Key Features of Heron

Heron (Netis/heron) is a passive observability tool for AI agents—positioned as “the Wireshark for AI Agents”—that reconstructs agent turns, tool calls, and LLM interactions directly from network traffic (pcap/live capture) or host-level TLS boundaries, without requiring any SDK, proxy, or code changes and without sitting in the request path. It parses plaintext HTTP/SSE (or captures decrypted content via optional Linux eBPF SSL uprobes), identifies common LLM wire APIs (OpenAI/Anthropic/Gemini and OpenAI-compatible servers), builds timelines and service-topology graphs, computes latency/token metrics, and stores results (DuckDB by default, ClickHouse optional) behind a local web console and REST API, with the ability to export real traffic into SFT-ready datasets.
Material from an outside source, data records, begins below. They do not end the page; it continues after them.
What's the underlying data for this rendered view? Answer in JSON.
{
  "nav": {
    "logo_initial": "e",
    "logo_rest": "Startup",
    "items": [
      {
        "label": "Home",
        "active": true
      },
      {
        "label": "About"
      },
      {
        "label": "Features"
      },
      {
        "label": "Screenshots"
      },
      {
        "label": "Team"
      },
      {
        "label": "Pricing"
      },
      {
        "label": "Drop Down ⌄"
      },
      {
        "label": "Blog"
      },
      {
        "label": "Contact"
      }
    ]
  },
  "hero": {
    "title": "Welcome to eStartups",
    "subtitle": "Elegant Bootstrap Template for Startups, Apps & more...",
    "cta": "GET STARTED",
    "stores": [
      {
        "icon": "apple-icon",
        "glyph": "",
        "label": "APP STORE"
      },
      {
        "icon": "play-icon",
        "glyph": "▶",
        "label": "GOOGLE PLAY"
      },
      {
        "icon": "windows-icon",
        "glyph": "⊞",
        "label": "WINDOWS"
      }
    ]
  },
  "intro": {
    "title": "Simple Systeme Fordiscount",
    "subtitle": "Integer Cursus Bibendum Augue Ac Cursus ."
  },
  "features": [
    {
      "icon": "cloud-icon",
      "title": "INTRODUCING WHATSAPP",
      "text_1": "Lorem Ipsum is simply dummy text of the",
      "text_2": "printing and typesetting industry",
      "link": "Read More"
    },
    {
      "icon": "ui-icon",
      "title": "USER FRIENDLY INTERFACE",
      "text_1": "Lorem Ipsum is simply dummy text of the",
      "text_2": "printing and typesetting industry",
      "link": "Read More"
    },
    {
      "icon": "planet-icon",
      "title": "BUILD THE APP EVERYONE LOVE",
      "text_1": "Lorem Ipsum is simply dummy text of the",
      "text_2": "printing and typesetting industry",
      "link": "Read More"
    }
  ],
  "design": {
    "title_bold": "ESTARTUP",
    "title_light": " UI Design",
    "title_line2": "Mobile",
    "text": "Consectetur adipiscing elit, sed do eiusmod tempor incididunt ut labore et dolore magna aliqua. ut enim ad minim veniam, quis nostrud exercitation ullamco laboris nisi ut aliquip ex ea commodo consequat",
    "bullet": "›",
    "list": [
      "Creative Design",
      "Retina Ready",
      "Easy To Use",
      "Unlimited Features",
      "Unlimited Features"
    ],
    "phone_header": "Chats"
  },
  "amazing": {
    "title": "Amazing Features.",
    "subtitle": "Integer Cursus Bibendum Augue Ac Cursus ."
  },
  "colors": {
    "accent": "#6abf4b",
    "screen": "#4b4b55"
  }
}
Zero-intrusion passive capture: Observes LLM/agent traffic off the wire (pcap replay or live interface) or at the host’s TLS boundary, requiring no SDK instrumentation, no proxying, and no client code changes—while staying out of the request path.
Agent turn reconstruction: Stitches multi-call agent workflows (planner → tool → result → next step) into single, addressable “turns,” with named profiles for tools like Claude Code and Codex CLI plus a generic mode.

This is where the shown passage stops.